Nvidia used global illumination to prove we did land men on the moon
To kick off the launch of its new high-end Maxwell graphics chip, Nvidia used 3D imagery to debunk the moon-landing conspiracy. The chip maker’s researchers did that by reconstructing the moon landing using a “globally illuminated” 3D model of the lunar lander, the moon’s surface, and the astronauts.
That means the company used realistic lighting from true light sources to create the visual effects and shadows in its 3D landscape. The computer model employed separate 3D voxel grid structures that stored direct and indirect scene lighting that was used for the global illumination calculations. Such calculations take into account how light shines from direct sources and then bounces around off indirect sources.

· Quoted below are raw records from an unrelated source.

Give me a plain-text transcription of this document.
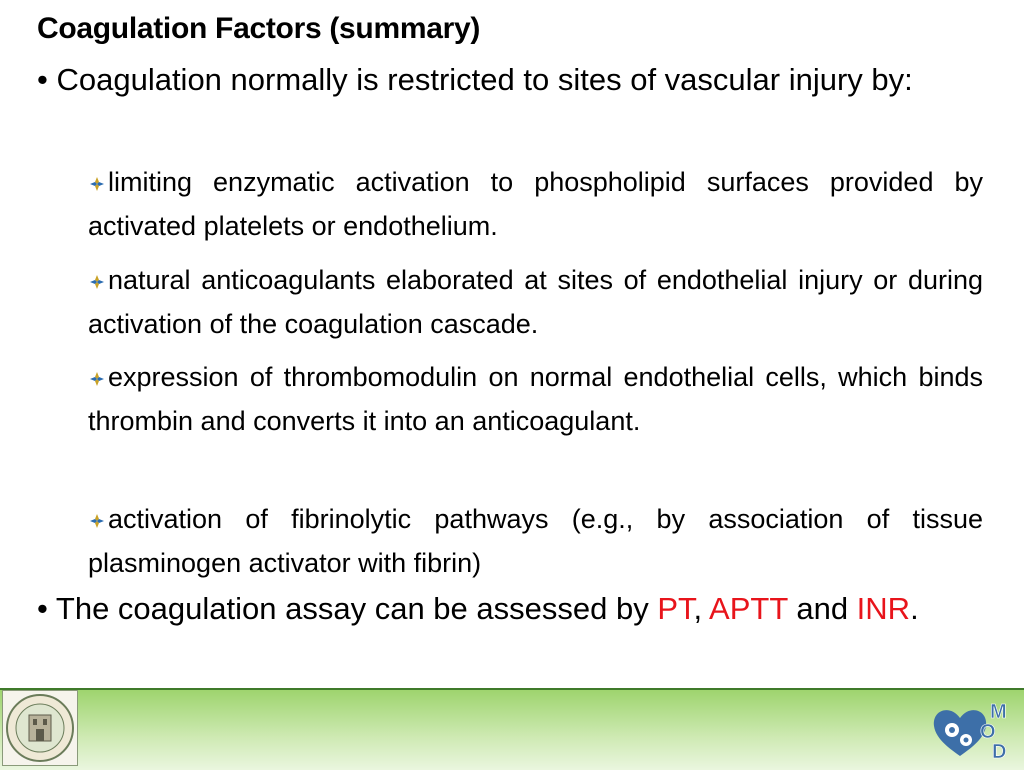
Coagulation Factors (summary)

• Coagulation normally is restricted to sites of vascular injury by:

limiting enzymatic activation to phospholipid surfaces provided by activated platelets or endothelium.

natural anticoagulants elaborated at sites of endothelial injury or during activation of the coagulation cascade.

expression of thrombomodulin on normal endothelial cells, which binds thrombin and converts it into an anticoagulant.

activation of fibrinolytic pathways (e.g., by association of tissue plasminogen activator with fibrin)

• The coagulation assay can be assessed by PT, APTT and INR.

M
O
D
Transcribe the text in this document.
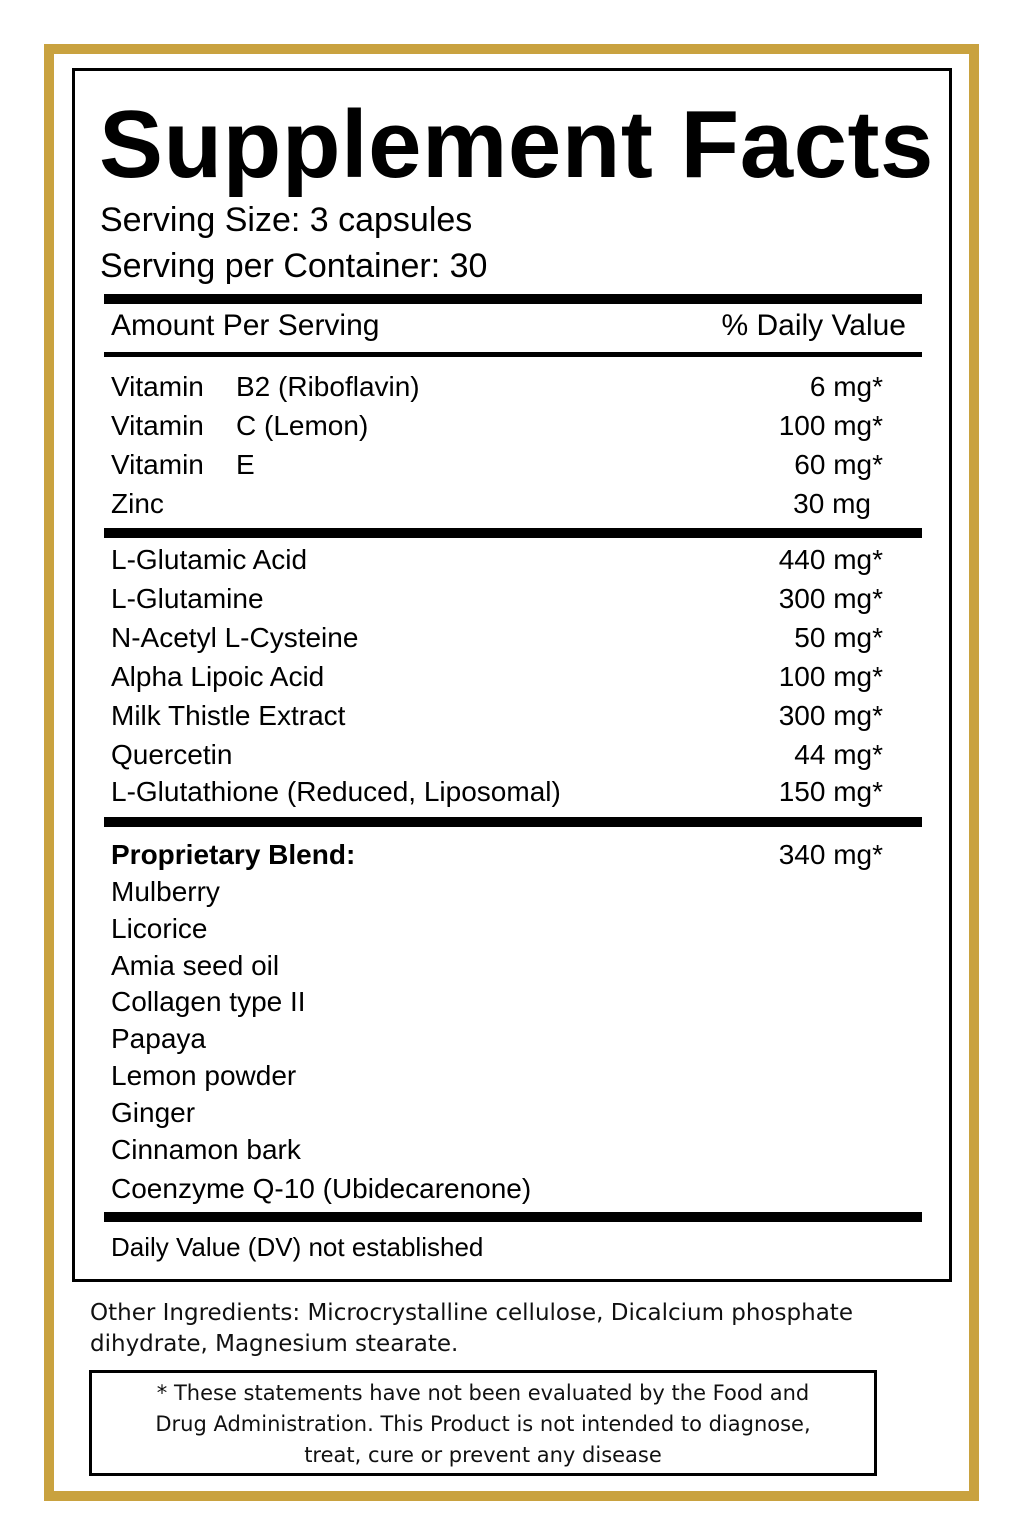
Supplement Facts
Serving Size: 3 capsules
Serving per Container: 30
Amount Per Serving	% Daily Value
Vitamin B2 (Riboflavin)	6 mg*
Vitamin C (Lemon)	100 mg*
Vitamin E	60 mg*
Zinc	30 mg
L-Glutamic Acid	440 mg*
L-Glutamine	300 mg*
N-Acetyl L-Cysteine	50 mg*
Alpha Lipoic Acid	100 mg*
Milk Thistle Extract	300 mg*
Quercetin	44 mg*
L-Glutathione (Reduced, Liposomal)	150 mg*
Proprietary Blend:	340 mg*
Mulberry
Licorice
Amia seed oil
Collagen type II
Papaya
Lemon powder
Ginger
Cinnamon bark
Coenzyme Q-10 (Ubidecarenone)
Daily Value (DV) not established
Other Ingredients: Microcrystalline cellulose, Dicalcium phosphate
dihydrate, Magnesium stearate.
* These statements have not been evaluated by the Food and
Drug Administration. This Product is not intended to diagnose,
treat, cure or prevent any disease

The conspiracy theorists have long argued that the 1969 black-and-white image of astronaut Buzz Aldrin descending the ladder, a picture taken by astronaut Neil Armstrong, wasn’t possible because Aldrin should have been in the shadow of the lander.
But Nvidia’s researchers say the shadow argument can be countered by showing how indirect illumination from the moon’s surface lit the back of the lander and Aldrin. A high amount of reflected light bounces off the crystalline silt of the moon, and that was why Aldrin was so lit up.
Nvidia used voxels to store scene-lighting information along with a technique called cone tracing to gather indirect illumination. Then, it created a highly accurate 3D model to establish the proof.